Verlage haben gesellschaftliche Verantwortung

Mit Zeitungen ließ sich früher viel Geld verdienen, Milliarden wurden erlöst, aber Vorsicht:  Verlage sind nicht mit der Automobilindustrie zu vergleichen und können auch nicht so geführt werden wie ein Konzern, der Seife verkauft. Verlage haben auch eine gesellschaftliche Verantwortung. Viel Zeit zum Gegensteuern haben sie nicht, sonst werden sie eines Tages verschwinden wie die Kutschen, die heute nur noch Touristen in Wien und Salzburg dienlich sind oder beim Schützenfest in Iserlohn bejubelt werden. 

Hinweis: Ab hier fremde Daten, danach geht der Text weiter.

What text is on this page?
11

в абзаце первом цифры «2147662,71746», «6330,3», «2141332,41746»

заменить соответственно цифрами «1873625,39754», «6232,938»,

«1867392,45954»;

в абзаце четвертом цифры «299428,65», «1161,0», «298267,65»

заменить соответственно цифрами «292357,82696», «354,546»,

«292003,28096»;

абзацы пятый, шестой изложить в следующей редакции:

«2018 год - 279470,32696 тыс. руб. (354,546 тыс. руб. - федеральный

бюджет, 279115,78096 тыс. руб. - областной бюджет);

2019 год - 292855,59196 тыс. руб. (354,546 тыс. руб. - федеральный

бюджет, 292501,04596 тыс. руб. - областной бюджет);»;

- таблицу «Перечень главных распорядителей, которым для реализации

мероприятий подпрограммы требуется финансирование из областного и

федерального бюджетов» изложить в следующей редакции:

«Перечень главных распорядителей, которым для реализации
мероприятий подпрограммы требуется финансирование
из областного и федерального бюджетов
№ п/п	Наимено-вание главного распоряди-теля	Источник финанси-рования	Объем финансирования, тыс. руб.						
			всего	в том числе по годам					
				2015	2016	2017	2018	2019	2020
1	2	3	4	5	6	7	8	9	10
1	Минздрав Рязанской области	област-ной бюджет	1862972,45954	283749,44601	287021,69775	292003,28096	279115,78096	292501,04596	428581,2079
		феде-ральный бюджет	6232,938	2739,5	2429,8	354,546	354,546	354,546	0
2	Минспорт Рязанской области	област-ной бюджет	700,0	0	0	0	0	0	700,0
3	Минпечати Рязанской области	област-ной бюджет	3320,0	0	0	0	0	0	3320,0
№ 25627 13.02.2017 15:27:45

Eine Umfrage der Deutschen Post besagt, dass die überwiegende Mehrheit der Verlags-Manager selber, die für die Stellenkürzungen in den Redaktionen verantwortlich sind,  nicht an ein Überleben der Zeitungen glaubt. Immerhin 88 Prozent  von ihnen sehen das Ende von Abo-Zeitungen und Zeitschriften voraus. Die Leser scheinen mehr Hoffnungen zu haben. Nur jeder vierte von ihnen befürchtet, in zehn Jahren auf seine Abo-Zeitung verzichten zu müssen.